Limiter le
déshonneur. Un objectif qu’il y a vingt ans j’aurais trouvé
répugnant et absurde : l’honneur et le déshonneur ne se
laissent pas doser. Et en effet, il s’agit d’un but bien
misérable, d’un cabotinage moral, d’une idée de valet de
comédie. Mais quand j’étais jeune, je ne pouvais pas concevoir un
échec aussi total. La pire chose imaginable, c’était la défaite
politique due à la contre-révolution, manifestée par la répression
qui, malgré sa férocité (ou peut-être grâce à elle),
garantissait aux vaincus l’honneur de l’exil, de la prison, ou la
gloire de l’échafaud. Mais le destin a été dérisoire. Personne
ne veut te tuer. La ration quotidienne d’offenses que l’on
t’inflige émane d’institutions et de personnes animées des
meilleures intentions, et le traitement qui t’est réservé est
plus ou moins celui qui échoit à la très grande majorité de la
race occidentale, qui apparemment s’en satisfait. Par conséquent,
tu cours toujours le risque de paraître (même à tes propres yeux)
paranoïaque, snob, ou tout simplement ridicule.
Alors, pendant un
certain temps tu subis en faisant comme si de rien n’était, tu
évites les situations dangereuses, tu te tiens à l’écart, et de
temps à autre tu réagis.

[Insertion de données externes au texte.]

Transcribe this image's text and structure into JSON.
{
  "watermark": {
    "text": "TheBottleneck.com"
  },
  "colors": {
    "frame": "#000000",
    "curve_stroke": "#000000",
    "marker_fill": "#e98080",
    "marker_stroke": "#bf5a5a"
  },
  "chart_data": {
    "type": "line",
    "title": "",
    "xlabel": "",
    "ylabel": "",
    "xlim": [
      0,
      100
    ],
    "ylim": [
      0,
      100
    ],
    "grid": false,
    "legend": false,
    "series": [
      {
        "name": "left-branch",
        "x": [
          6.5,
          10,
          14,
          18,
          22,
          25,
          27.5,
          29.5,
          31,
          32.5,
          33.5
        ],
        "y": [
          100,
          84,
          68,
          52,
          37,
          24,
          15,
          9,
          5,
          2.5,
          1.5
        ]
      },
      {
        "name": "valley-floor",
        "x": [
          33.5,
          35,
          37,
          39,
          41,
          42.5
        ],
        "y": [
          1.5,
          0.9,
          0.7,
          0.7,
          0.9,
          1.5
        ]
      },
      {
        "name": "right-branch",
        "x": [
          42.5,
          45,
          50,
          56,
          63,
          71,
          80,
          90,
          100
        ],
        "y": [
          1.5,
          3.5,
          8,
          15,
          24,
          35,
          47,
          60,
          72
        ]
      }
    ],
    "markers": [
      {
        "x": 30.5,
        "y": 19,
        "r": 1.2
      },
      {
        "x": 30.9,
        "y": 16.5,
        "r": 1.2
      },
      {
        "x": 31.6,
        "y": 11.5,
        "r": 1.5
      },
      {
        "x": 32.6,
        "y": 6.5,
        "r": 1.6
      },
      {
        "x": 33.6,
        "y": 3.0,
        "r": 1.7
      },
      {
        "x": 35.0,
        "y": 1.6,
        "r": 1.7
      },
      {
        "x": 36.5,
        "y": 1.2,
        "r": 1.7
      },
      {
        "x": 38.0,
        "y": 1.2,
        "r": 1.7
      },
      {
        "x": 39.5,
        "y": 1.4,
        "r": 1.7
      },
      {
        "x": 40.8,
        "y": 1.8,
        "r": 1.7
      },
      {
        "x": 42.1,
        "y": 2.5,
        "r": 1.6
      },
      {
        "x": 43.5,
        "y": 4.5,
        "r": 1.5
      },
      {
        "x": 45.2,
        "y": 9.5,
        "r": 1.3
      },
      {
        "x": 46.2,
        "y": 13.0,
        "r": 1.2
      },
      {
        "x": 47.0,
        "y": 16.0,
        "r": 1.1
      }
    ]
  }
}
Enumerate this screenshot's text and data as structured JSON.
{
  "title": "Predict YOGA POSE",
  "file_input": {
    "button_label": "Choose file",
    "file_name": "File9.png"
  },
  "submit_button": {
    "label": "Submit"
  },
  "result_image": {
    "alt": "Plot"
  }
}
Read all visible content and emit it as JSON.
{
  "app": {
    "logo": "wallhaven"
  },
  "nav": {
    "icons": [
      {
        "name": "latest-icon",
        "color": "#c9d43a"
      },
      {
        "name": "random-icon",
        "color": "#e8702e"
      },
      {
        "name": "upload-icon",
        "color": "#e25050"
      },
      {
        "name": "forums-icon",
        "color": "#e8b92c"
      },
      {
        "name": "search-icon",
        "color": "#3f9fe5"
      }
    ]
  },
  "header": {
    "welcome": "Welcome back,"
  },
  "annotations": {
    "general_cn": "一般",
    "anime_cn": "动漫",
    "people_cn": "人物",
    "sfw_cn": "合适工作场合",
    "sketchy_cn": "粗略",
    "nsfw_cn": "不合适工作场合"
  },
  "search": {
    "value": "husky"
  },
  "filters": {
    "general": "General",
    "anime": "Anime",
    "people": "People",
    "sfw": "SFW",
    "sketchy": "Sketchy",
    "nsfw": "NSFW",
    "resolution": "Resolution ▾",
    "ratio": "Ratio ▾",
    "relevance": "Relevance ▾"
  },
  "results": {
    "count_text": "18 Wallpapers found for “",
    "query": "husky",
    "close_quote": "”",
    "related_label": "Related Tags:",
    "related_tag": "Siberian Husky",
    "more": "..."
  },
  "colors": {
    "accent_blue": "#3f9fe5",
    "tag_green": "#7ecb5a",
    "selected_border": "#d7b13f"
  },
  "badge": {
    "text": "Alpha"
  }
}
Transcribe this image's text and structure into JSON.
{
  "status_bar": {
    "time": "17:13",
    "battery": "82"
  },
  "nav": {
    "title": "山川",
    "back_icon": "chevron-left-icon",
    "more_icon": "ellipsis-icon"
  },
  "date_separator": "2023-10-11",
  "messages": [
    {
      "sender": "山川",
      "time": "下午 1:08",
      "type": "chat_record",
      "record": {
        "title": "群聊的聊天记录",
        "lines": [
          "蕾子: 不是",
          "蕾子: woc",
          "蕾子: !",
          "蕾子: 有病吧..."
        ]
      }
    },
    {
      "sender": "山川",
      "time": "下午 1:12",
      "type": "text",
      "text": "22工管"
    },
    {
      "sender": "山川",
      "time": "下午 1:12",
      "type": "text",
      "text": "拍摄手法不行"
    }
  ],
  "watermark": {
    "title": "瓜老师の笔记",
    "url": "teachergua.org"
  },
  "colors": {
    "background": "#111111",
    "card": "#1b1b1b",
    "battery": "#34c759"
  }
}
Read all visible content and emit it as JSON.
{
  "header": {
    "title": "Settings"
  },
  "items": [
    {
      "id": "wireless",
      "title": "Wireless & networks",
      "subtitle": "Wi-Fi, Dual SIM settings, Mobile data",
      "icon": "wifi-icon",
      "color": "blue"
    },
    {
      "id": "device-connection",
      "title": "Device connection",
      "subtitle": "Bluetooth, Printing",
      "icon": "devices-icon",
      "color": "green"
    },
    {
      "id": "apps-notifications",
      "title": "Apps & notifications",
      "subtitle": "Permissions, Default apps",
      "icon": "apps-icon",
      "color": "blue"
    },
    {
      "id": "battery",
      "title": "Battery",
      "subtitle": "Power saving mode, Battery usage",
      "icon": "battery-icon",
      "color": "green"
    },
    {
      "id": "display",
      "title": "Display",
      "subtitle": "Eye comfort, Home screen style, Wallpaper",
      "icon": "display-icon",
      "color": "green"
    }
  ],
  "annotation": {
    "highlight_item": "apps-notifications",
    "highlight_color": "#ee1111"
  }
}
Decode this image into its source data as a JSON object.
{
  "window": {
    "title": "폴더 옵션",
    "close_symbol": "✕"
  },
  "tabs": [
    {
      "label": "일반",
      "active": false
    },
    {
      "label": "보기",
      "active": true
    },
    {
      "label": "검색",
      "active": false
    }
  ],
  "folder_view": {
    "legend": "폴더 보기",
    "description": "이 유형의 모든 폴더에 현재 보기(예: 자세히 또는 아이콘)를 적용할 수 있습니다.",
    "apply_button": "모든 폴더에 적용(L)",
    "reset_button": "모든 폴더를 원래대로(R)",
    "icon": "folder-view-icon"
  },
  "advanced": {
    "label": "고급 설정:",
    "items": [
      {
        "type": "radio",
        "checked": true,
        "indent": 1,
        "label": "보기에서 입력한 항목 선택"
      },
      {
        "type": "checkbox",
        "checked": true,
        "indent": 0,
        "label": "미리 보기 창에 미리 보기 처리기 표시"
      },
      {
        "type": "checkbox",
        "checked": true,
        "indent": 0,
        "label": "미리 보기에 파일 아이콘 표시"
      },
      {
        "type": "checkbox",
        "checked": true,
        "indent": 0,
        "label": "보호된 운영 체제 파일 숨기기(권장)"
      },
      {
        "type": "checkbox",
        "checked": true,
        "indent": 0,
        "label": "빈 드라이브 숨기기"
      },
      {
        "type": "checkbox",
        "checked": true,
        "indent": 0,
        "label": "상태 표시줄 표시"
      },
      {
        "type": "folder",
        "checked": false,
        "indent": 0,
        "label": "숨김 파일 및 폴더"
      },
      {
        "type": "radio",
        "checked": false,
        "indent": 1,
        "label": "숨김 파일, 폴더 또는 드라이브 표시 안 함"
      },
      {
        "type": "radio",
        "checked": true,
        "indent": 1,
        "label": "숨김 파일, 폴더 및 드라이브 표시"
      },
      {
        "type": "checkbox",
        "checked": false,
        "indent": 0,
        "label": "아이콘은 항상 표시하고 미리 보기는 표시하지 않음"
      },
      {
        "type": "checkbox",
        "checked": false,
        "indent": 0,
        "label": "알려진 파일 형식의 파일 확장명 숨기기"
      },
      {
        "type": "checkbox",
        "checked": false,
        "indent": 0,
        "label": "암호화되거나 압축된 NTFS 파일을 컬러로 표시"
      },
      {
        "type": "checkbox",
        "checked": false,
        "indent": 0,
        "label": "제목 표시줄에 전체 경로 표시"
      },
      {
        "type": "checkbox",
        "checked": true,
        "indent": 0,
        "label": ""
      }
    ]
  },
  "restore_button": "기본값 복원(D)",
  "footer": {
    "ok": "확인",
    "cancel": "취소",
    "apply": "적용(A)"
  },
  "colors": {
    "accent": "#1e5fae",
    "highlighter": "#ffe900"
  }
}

Autrement dit, après avoir encaissé
trente ou quarante coups, tu te réfugies dans un coin ou dans un
trou en te faisant passer pour mort, de façon à éviter d’en
recevoir d’autres. Puis tu ressors la tête. Juste le temps d’en
prendre sept ou huit. Alors tu te secoues : tu pares un coup ou
deux et tu répliques, tu donnes deux ou trois coups, qui dans le
meilleur des cas suscitent un peu de curiosité (jamais de sympathie
ou de solidarité), au pire des plaintes, mais le plus souvent
passent entièrement inaperçus. Cela sert tout de même à te
rendre, l’espace d’un instant, un peu de respect pour toi-même,
si bien que tu ne sens plus les coups qui continuent à pleuvoir. Tu
gagnes – comment dire ? - un peu de temps. Puis on recommence.
C’est ce que j’entends par « limiter le déshonneur ».